The present invention relates to a door panel that is provided with an outer panel and an inner panel.

BACKGROUND OF THE INVENTION

FIG. 9 illustrates a hydraulic excavator 10, which is a work machine. The hydraulic excavator 10 includes a lower structure 11, an upper structure 12, a cab 13, a work equipment 14, and a power system 15 that includes an engine. The cab 13, the work equipment 14, and the power system 15 are mounted on the upper structure 12, which is rotatably mounted on the lower structure 11. The power system 15 is covered by a top cover 16, side doors 17, and other such components. Each side door 17 is mounted by hinges, which are attached to one of the lateral ends of the side door 17, so as to be capable of opening and closing, and secured in the closed state by means of a latching device 18 at the other lateral end of the side door 17.

Examples of structures of a door panel of this type include a double-panel cover unit structure including an outer panel and an inner panel, wherein the inner panel is formed by means of press molding so as to have an uneven surface protruding away from and recessed towards the outer panel, and is affixed to the outer panel (e.g. See Patent Document 1: Japanese Laid-open Patent Publication No. 9-228412 (page 3, and FIGS. 6-8).
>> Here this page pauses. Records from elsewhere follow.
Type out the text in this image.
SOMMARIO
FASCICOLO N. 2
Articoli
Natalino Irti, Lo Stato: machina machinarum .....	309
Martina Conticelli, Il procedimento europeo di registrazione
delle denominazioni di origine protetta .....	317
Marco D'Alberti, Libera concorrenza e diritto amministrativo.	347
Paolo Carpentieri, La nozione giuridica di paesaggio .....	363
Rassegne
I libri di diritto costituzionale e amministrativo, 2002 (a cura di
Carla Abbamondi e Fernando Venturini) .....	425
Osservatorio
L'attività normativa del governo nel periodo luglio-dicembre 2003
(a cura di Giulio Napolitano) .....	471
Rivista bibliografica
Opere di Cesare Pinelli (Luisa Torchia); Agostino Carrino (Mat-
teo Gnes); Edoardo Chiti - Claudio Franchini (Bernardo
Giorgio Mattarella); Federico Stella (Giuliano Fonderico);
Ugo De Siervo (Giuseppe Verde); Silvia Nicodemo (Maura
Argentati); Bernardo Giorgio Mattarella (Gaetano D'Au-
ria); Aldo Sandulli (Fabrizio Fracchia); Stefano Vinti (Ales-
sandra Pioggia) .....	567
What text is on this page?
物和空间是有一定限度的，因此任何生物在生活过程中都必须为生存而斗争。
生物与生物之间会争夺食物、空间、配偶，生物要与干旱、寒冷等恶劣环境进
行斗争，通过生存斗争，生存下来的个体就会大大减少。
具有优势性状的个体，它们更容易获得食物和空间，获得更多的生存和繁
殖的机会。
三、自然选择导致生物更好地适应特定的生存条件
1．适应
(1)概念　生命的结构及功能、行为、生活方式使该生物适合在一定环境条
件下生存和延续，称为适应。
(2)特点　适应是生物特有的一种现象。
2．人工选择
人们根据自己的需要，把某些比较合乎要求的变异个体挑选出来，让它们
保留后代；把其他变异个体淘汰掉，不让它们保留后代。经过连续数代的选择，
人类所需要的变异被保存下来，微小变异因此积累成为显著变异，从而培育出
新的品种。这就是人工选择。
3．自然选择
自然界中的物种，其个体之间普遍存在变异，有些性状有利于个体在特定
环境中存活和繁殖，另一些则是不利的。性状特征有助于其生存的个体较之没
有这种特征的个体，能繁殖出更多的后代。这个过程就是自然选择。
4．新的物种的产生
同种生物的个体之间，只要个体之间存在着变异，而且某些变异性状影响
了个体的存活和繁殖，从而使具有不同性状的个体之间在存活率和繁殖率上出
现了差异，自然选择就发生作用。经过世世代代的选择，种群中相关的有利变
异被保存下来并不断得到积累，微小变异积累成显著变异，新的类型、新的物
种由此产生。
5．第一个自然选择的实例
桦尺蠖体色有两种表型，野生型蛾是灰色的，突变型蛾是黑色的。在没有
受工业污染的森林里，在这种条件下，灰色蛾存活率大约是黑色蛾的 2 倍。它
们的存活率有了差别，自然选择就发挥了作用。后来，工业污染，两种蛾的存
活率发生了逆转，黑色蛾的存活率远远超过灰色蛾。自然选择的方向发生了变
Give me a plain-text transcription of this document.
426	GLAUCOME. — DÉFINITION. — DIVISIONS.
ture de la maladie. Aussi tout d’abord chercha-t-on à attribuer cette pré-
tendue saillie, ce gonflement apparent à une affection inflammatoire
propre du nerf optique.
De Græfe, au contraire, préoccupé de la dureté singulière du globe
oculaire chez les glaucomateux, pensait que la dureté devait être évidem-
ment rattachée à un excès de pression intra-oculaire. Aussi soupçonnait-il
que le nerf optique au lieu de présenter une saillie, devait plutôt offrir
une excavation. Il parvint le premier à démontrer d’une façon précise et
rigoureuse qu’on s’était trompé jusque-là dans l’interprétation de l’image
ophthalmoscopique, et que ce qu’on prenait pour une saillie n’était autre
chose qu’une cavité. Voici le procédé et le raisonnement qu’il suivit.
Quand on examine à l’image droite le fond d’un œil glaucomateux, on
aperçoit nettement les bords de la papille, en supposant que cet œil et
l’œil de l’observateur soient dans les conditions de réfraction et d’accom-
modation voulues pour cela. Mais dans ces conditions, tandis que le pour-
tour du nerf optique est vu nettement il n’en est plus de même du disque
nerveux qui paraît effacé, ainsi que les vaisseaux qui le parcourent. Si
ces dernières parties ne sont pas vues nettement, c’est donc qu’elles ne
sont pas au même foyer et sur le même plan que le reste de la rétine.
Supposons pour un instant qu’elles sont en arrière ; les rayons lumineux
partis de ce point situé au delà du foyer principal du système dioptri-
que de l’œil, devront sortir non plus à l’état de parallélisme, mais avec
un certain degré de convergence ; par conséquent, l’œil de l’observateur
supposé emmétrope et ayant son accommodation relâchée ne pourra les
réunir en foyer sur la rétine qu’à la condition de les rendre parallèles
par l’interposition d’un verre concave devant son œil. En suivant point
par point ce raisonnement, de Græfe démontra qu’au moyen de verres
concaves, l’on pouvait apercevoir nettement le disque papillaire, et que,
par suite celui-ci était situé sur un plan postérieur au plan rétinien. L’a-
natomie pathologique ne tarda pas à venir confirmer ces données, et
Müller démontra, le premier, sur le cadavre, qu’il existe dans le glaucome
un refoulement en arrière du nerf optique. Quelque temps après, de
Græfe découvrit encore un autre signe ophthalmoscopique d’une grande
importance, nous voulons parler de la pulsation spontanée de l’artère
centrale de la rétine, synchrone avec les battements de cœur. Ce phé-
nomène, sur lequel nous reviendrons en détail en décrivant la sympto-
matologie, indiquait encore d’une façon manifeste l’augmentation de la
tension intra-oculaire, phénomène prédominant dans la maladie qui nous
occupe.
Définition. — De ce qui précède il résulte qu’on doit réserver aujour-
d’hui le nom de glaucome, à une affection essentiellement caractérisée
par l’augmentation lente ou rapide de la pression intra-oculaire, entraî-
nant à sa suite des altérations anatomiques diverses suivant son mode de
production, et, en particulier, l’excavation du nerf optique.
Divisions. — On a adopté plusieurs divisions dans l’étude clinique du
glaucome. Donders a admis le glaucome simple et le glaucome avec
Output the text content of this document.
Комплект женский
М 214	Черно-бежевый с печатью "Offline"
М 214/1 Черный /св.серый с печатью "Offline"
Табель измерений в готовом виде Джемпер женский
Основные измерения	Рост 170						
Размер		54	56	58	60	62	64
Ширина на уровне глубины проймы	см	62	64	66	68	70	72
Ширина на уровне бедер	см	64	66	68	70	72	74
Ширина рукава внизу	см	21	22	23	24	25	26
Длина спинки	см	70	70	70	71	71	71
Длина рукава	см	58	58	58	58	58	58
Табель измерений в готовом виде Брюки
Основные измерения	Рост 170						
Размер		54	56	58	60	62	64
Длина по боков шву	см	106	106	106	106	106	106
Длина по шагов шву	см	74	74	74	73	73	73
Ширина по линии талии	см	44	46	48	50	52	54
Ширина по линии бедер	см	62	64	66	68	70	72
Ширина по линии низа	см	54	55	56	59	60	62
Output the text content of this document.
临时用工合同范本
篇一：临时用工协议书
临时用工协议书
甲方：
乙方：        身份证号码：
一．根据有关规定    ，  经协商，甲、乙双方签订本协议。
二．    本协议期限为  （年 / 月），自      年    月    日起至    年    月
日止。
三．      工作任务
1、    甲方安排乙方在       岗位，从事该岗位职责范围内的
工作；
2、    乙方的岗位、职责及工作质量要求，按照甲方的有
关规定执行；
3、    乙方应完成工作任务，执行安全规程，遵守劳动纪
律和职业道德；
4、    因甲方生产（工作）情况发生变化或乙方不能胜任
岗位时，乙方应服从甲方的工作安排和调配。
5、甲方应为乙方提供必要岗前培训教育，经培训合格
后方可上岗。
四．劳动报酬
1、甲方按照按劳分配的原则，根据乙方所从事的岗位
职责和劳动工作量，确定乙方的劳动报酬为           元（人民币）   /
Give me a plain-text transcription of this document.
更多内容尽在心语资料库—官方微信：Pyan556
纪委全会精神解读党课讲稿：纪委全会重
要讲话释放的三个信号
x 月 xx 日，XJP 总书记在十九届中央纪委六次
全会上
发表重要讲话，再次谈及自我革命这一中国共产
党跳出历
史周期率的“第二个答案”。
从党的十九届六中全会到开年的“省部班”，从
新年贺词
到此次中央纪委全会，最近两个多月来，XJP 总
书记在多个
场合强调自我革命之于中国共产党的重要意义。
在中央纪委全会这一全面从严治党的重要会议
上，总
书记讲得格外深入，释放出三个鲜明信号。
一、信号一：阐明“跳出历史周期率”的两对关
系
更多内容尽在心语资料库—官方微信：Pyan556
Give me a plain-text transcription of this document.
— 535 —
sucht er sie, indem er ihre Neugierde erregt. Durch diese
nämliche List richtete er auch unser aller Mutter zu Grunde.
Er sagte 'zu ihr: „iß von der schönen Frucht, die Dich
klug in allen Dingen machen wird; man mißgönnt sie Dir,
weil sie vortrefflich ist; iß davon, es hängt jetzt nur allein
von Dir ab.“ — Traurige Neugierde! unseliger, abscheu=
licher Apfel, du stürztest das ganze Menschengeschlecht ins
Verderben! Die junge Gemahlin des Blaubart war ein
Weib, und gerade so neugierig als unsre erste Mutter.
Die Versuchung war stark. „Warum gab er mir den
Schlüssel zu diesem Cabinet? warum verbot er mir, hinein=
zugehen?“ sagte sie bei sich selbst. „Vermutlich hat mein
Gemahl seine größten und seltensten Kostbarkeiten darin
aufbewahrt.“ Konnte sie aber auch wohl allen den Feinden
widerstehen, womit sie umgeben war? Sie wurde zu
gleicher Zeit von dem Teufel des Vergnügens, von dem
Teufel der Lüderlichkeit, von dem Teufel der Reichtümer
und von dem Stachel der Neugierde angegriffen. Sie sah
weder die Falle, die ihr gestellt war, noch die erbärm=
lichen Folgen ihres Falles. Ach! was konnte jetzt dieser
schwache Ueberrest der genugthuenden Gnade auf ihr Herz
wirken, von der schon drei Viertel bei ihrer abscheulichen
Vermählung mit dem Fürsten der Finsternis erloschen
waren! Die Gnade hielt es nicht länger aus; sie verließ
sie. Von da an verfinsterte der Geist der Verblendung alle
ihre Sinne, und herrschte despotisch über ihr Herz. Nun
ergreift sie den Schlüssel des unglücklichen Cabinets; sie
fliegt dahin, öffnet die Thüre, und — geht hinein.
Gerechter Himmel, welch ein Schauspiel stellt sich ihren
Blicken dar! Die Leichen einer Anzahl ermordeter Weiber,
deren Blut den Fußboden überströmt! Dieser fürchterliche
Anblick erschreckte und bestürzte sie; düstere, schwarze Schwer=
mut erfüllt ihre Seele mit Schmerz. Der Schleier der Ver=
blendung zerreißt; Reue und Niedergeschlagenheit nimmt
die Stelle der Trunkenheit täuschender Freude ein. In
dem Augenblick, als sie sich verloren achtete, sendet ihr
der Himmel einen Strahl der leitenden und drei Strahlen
A side door 17 with a double-panel structure illustrated in FIGS. 10 and 11 has been proposed. The side door 17 includes a door panel 20 designed with high-heat tolerance with improved ventilation ability so as to withstand severe heat. The door panel 20 includes an outer panel 21 and an inner panel 23, which are conjoined together by an adhesive or other appropriate means. Ventilation hole clusters 25a, each of which consists of grouped small ventilation holes 25 in a mesh or grid-like shape, are formed in the outer panel 21, and large ventilation openings that do not interfere with the ventilation hole clusters 25a are formed in the inner panel 23.

The aforementioned door panel 20 designed with high-heat tolerance has a structure wherein the small ventilation holes 25 are formed in a mesh directly in the outer panel 21. In cases where the outer panel 21 is thick (1.0 mm or thicker) to be used for a work machine, it is difficult to form small ventilation holes 25 therein. In addition, there is the possibility of the outer panel 21 itself being so large as to present limitations in the kinds of available processing, such as the size of the processing machine.

Furthermore, depending on the usage of the door panel 20, there is the possibility of the door panel 20 being used in an environment with a lot of dispersed powder dust, and a request received to form small, meshed ventilation holes in the outer panel 21 in order to prevent such dust from being sucked into the work machine. As it is difficult to form holes of this small size with the conventional processing technology, such a request is usually dealt with by attaching a mesh to the outer panel 21 from the reverse side.

Such a need may also be met by providing a thin plate having ventilation holes between the outer panel and the inner panel. However, should the ventilation holes required to be extremely small in size, i.e. not greater than 3.0 mm in diameter, it is still necessary to make the plate substantially thin, resulting in the possibility of insufficient rigidity.

In order to solve the above problems, an object of the invention is to provide a door panel that permits formation of small ventilation holes therein while ensuring adequate rigidity.

SUMMARY OF THE INVENTION

Claim 1 of the present invention relates to a door panel including an outer panel having an opening; an inner panel affixed to the inner surface of the outer panel and having an opening; and a perforated ridge-and-furrow plate affixed to the inner panel and provided, at least in the region that corresponds to the opening of the inner panel, with ventilation holes as well as with a furrow portion and a ridge portion.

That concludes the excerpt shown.